Project Description / Production
KEYBOARDING
Why Do EEBO Texts Need To Be Keyboarded?
The page images that make up Early English Books Online are displayed in a form legible to human users, but computers
themselves see the words on EEBO's pages as simple squiggles that cannot be identified as letters. As a result, the
search tools that users have come to associate with word processing and computer-based indices cannot sort the
information on EEBO pages.
In many cases, Optical Character Recognition (OCR) software can transform image files into text files; when a
text's lettering is not in a recognizable font, however, or when a page is otherwise obscured with ink smudges or
wormholes, OCR software often fails to accurately render its image into a usable, searchable text (see this sample of
how OCR reads an EEBO text). While it is conceivable that OCR software could be modified to "read" EEBO texts, the many
variations in early modern typefaces make this an unrealistic option. Keyboarding, done by a person trained to identify the
features of early modern texts, actually proves more cost effective.
SGML
Why SGML Encoding?
SGML encoding marks the structure and parts of a text, which enables easy and sophisticated searching. While simply being able to pick out keywords from an Early English text is a remarkable step forward, SGML encoding allows users to focus their queries more specifically. The tags added during the encoding process can, for example, permit users to look for the occurrence of a word only in the marginal notes of EEBO texts, for non-English terms as they appear in stage directions, or for proper names appearing in epigraphs.

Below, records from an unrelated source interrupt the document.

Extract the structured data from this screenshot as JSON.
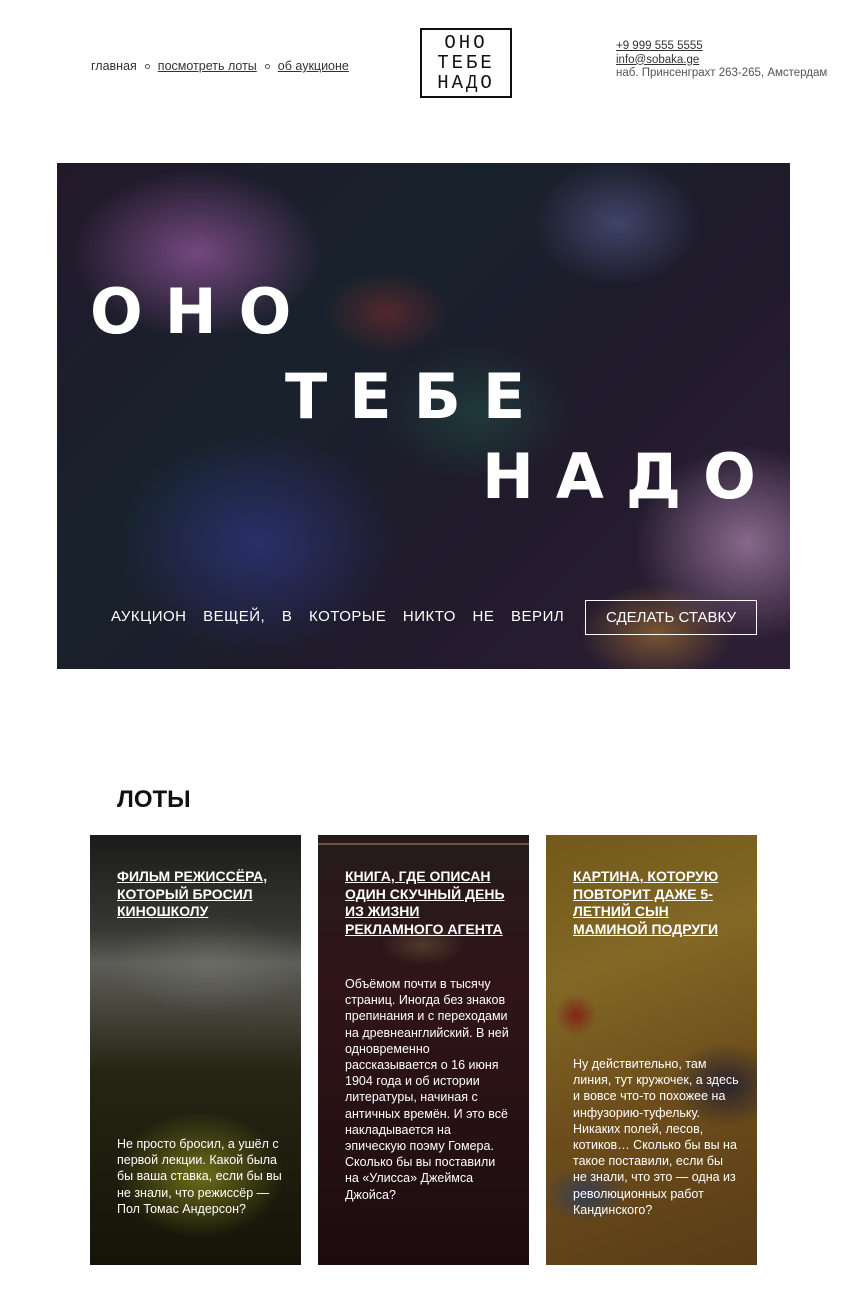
{
  "nav": {
    "home": "главная",
    "lots": "посмотреть лоты",
    "about": "об аукционе"
  },
  "logo": [
    "ОНО",
    "ТЕБЕ",
    "НАДО"
  ],
  "contacts": {
    "phone": "+9 999 555 5555",
    "email": "info@sobaka.ge",
    "address": "наб. Принсенграхт 263-265, Амстердам"
  },
  "hero": {
    "word1": "ОНО",
    "word2": "ТЕБЕ",
    "word3": "НАДО",
    "subtitle": "АУКЦИОН ВЕЩЕЙ, В КОТОРЫЕ НИКТО НЕ ВЕРИЛ",
    "cta": "СДЕЛАТЬ СТАВКУ"
  },
  "lots": {
    "title": "ЛОТЫ",
    "items": [
      {
        "title": "ФИЛЬМ РЕЖИССЁРА, КОТОРЫЙ БРОСИЛ КИНОШКОЛУ",
        "text": "Не просто бросил, а ушёл с первой лекции. Какой была бы ваша ставка, если бы вы не знали, что режиссёр — Пол Томас Андерсон?"
      },
      {
        "title": "КНИГА, ГДЕ ОПИСАН ОДИН СКУЧНЫЙ ДЕНЬ ИЗ ЖИЗНИ РЕКЛАМНОГО АГЕНТА",
        "text": "Объёмом почти в тысячу страниц. Иногда без знаков препинания и с переходами на древнеанглийский. В ней одновременно рассказывается о 16 июня 1904 года и об истории литературы, начиная с античных времён. И это всё накладывается на эпическую поэму Гомера. Сколько бы вы поставили на «Улисса» Джеймса Джойса?"
      },
      {
        "title": "КАРТИНА, КОТОРУЮ ПОВТОРИТ ДАЖЕ 5-ЛЕТНИЙ СЫН МАМИНОЙ ПОДРУГИ",
        "text": "Ну действительно, там линия, тут кружочек, а здесь и вовсе что-то похожее на инфузорию-туфельку. Никаких полей, лесов, котиков… Сколько бы вы на такое поставили, если бы не знали, что это — одна из революционных работ Кандинского?"
      }
    ]
  }
}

Document Type Definition (DTD)
A DTD, or document type definition, provides guide to the various tags that may be used in encoding an XML/SGML text, showing when and how these tags may be used. While DTDs generally follow a standard form, they can be modified to fit the demands of an individual project.
Because EEBO contains so many different types of text, and because the corpus contains so many page images, the
Text Creation Partnership DTD Working Group determined that the DTD reflect a low and fairly generic level of tagging. This practice, the Group decided, would move texts through the keyboarding process more quickly while also allowing for additional tagging in the future.